Similar devices could do the same thing for glaucoma patients, who now have to put in daily eye drops. Glaucoma could be prevented from developing in the first place by implants equipped with tiny sensors that measure the pressure of fluids inside a user’s eye, releasing excess fluid or injecting preventive drugs as needed.
Outside the eye, Humayun is working with another company to use it in a Band-Aid-like patch that could deliver insulin through the skin, saving diabetics from having to inject themselves.
Another project he’s working on uses spinal implants to stimulate the nervous system, helping disabled people to walk. That device has been tried on only one human subject so far, says Yu-Chong Tai, a California Institute of Technology electrical engineering professor who works closely with Humayun, but the results are promising. “After three months, the patient was able to generate small stepping motions,” Tai says.

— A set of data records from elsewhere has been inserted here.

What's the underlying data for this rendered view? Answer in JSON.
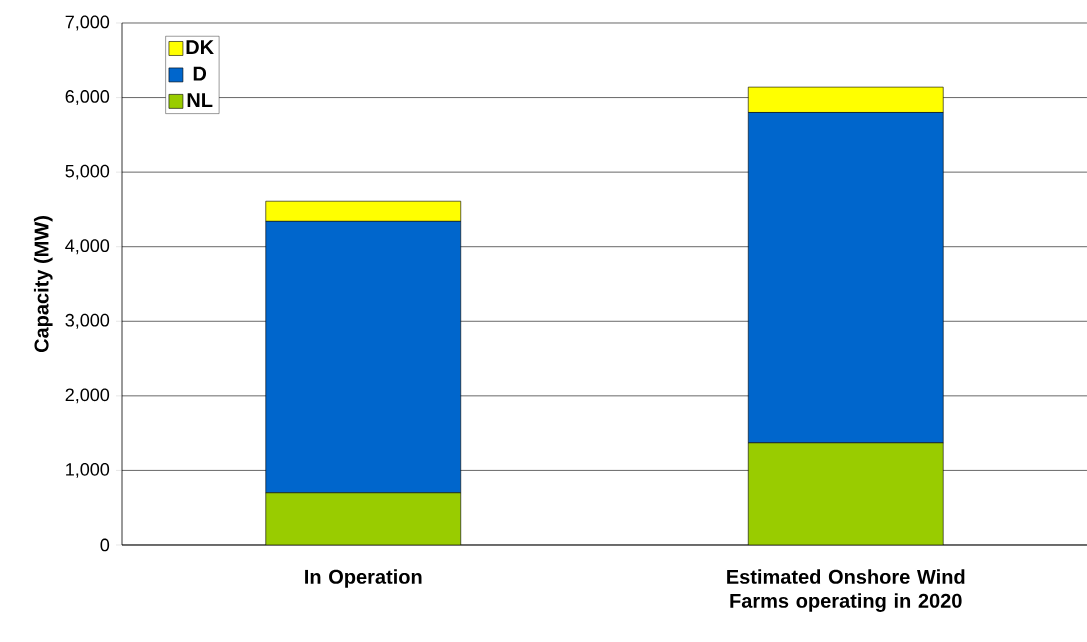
{
  "chart_data": {
    "type": "bar",
    "stacked": true,
    "categories": [
      "In Operation",
      "Estimated Onshore Wind Farms operating in 2020"
    ],
    "series": [
      {
        "name": "NL",
        "color": "#99cc00",
        "values": [
          700,
          1370
        ]
      },
      {
        "name": "D",
        "color": "#0066cc",
        "values": [
          3640,
          4430
        ]
      },
      {
        "name": "DK",
        "color": "#ffff00",
        "values": [
          270,
          340
        ]
      }
    ],
    "ylabel": "Capacity (MW)",
    "ylim": [
      0,
      7000
    ],
    "yticks": [
      {
        "value": 0,
        "label": "0"
      },
      {
        "value": 1000,
        "label": "1,000"
      },
      {
        "value": 2000,
        "label": "2,000"
      },
      {
        "value": 3000,
        "label": "3,000"
      },
      {
        "value": 4000,
        "label": "4,000"
      },
      {
        "value": 5000,
        "label": "5,000"
      },
      {
        "value": 6000,
        "label": "6,000"
      },
      {
        "value": 7000,
        "label": "7,000"
      }
    ],
    "grid": "y",
    "legend": "top left"
  }
}
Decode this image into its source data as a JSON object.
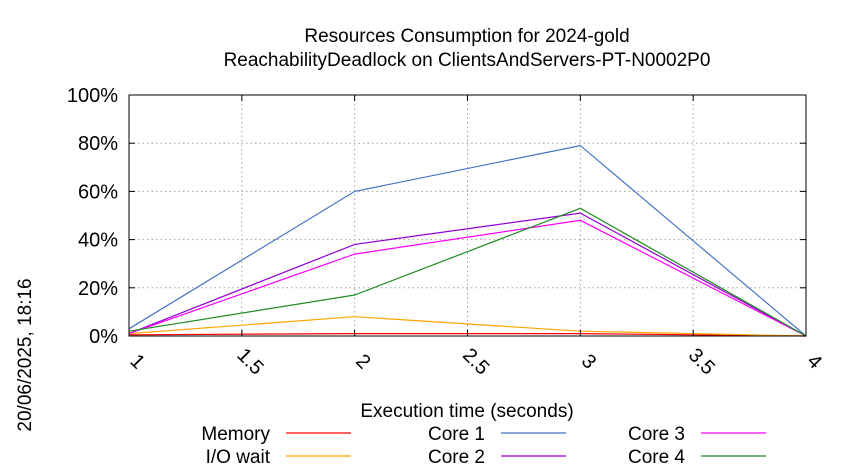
{
  "chart_data": {
    "type": "line",
    "title": "Resources Consumption for 2024-gold",
    "subtitle": "ReachabilityDeadlock on ClientsAndServers-PT-N0002P0",
    "xlabel": "Execution time (seconds)",
    "ylabel": "",
    "side_label": "20/06/2025, 18:16",
    "xlim": [
      1,
      4
    ],
    "ylim": [
      0,
      100
    ],
    "x_ticks": [
      "1",
      "1.5",
      "2",
      "2.5",
      "3",
      "3.5",
      "4"
    ],
    "y_ticks": [
      "0%",
      "20%",
      "40%",
      "60%",
      "80%",
      "100%"
    ],
    "grid": true,
    "legend_position": "bottom",
    "series": [
      {
        "name": "Memory",
        "color": "#ff0000",
        "x": [
          1,
          2,
          3,
          4
        ],
        "values": [
          0.5,
          1,
          1,
          0
        ]
      },
      {
        "name": "I/O wait",
        "color": "#ffa500",
        "x": [
          1,
          2,
          3,
          4
        ],
        "values": [
          1,
          8,
          2,
          0
        ]
      },
      {
        "name": "Core 1",
        "color": "#4472c4",
        "x": [
          1,
          2,
          3,
          4
        ],
        "values": [
          3,
          60,
          79,
          0
        ]
      },
      {
        "name": "Core 2",
        "color": "#9400d3",
        "x": [
          1,
          2,
          3,
          4
        ],
        "values": [
          1,
          38,
          51,
          0
        ]
      },
      {
        "name": "Core 3",
        "color": "#ff00ff",
        "x": [
          1,
          2,
          3,
          4
        ],
        "values": [
          1,
          34,
          48,
          0
        ]
      },
      {
        "name": "Core 4",
        "color": "#228b22",
        "x": [
          1,
          2,
          3,
          4
        ],
        "values": [
          2,
          17,
          53,
          0
        ]
      }
    ]
  }
}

Ultimately, he says, “this technology will go to the brain, no doubt about it.” Tai foresees implants inside people’s skulls that will help epileptics control their seizures and physically disabled people control wheelchairs or robot limbs with their minds.
Of course, there’s no guarantee that all — or any — of these potential medical miracles will actually reach the market. They’re all in various stages of research and development, and there are rival companies working on their own versions of some of them. Moreover, any procedure that involves planting an artificial gizmo inside the body carries considerable risks. Some of Humayun’s test subjects had their retinas badly damaged when the electrodes were improperly attached. “Things could be 10 times worse when you’re talking about spinal cords,” Tai says.
Humayun is well aware of the obstacles ahead — after all, it took him decades to develop the artificial retina. But he’s confident about what’s coming. “I believe bioelectronics will change how we practice medicine.”
That may sound a tad grandiose, but as his subjects can attest, seeing is believing.